As with just about every war-torn country, when the government could not help its citizenry, the NGOs swept in to fill the void, educating, counseling, mediating. And listening to young men like my dinner companion in Nimba, I can't help thinking that sometimes, they're just parroting lessons that they've learned from the NGOs.


Everywhere, there are billboards reminding Liberians that rape is a crime, that women are to be respected. Community radio stations, Liberia's most prominent form of media, broadcast public information campaigns against rape.

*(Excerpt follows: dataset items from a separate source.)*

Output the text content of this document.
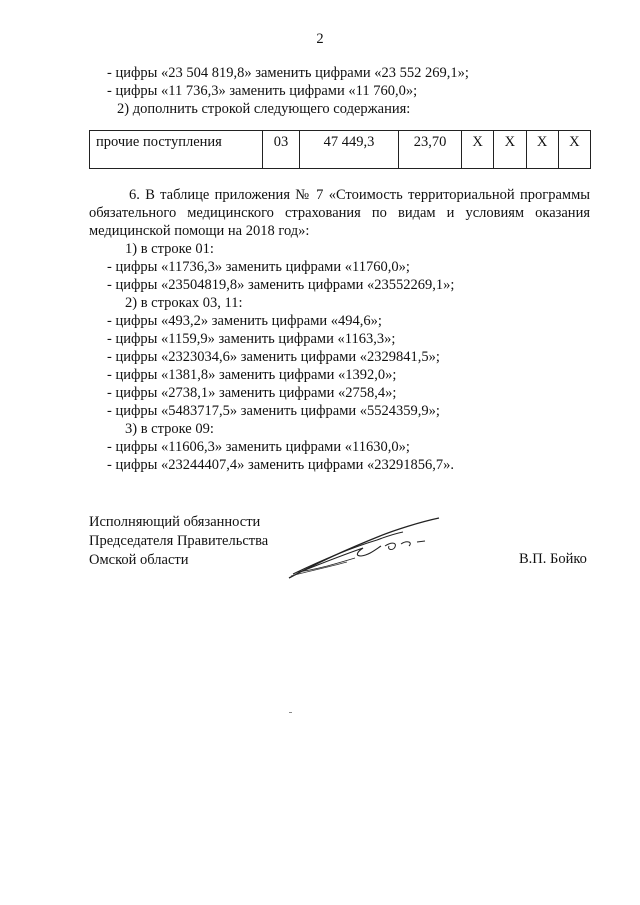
2
- цифры «23 504 819,8» заменить цифрами «23 552 269,1»;
- цифры «11 736,3» заменить цифрами «11 760,0»;
2) дополнить строкой следующего содержания:
прочие поступления	03	47 449,3	23,70	Х	Х	Х	Х
6. В таблице приложения № 7 «Стоимость территориальной программы
обязательного медицинского страхования по видам и условиям оказания
медицинской помощи на 2018 год»:
1) в строке 01:
- цифры «11736,3» заменить цифрами «11760,0»;
- цифры «23504819,8» заменить цифрами «23552269,1»;
2) в строках 03, 11:
- цифры «493,2» заменить цифрами «494,6»;
- цифры «1159,9» заменить цифрами «1163,3»;
- цифры «2323034,6» заменить цифрами «2329841,5»;
- цифры «1381,8» заменить цифрами «1392,0»;
- цифры «2738,1» заменить цифрами «2758,4»;
- цифры «5483717,5» заменить цифрами «5524359,9»;
3) в строке 09:
- цифры «11606,3» заменить цифрами «11630,0»;
- цифры «23244407,4» заменить цифрами «23291856,7».
Исполняющий обязанности
Председателя Правительства
Омской области	В.П. Бойко
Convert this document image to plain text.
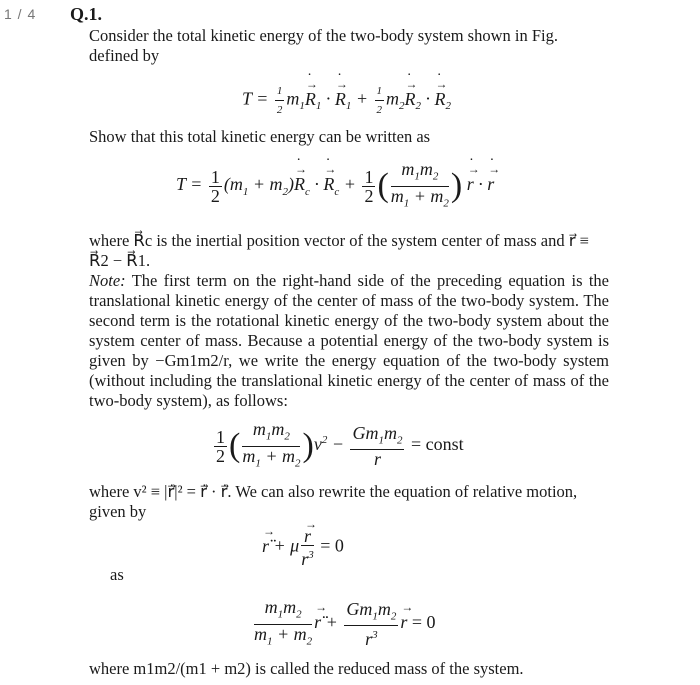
1 / 4 Q.1.
Consider the total kinetic energy of the two-body system shown in Fig. defined by
$T = \frac{1}{2} m_1\to R$ $˙_1$ · → R $˙_1 + \frac{1}{2} m_2\to R$ $˙_2$ · → R $˙_2$
Show that this total kinetic energy can be written as
$T = \frac{1}{2} (m_1 + m_2)\to R$ $˙_c$ · → R $˙_c + \frac{1}{2}$ ( $\frac{m_1m_2}{m_1 + m_2}$ ) → r ˙ · → r ˙
where R⃗c is the inertial position vector of the system center of mass and r⃗ ≡ R⃗2 − R⃗1.
Note: The first term on the right-hand side of the preceding equation is the translational kinetic energy of the center of mass of the two-body system. The second term is the rotational kinetic energy of the two-body system about the system center of mass. Because a potential energy of the two-body system is given by −Gm1m2/r, we write the energy equation of the two-body system (without including the translational kinetic energy of the center of mass of the two-body system), as follows:
$\frac{1}{2}$ ( $\frac{m_1m_2}{m_1 + m_2} )v^2 - \frac{Gm_1m_2}{r}$ = const
where v² ≡ |r⃗̇|² = r⃗̇ · r⃗̇. We can also rewrite the equation of relative motion, given by
→ r̈̈ + μ
→ $\frac{r}{r^3} = 0$
as
$\frac{m_1m_2}{m_1 + m_2}$
→ r̈̈ + $\frac{Gm_1m_2}{r^3}$
→ r = 0
where m1m2/(m1 + m2) is called the reduced mass of the system.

And it is indeed now considered a serious crime here; those charged with the crime are no longer granted bail. The definition of rape has been expanded to include penetration by any means. Gang rape now brings with it a life sentence upon conviction. But the problem persists.


"We're torn with, what else can we do, given the fact that we're committed to the promotion and respect of human rights," President Sirleaf says. For example, the fact that someone who's been charged with rape cannot get bail is being challenged by legal scholars. Given that, she says, "How do we go after the aggressor without violating their rights?"

The solution, as Sirleaf sees it: Increase education; reduce poverty. Get the girls into the schools and out of the streets. Educate the society that girls are to be treasured. Prosecute the offenders.


"If a lady feels she has gotten some justice," says Howard-Diwara, the peace activist, "it can help her heal mentally."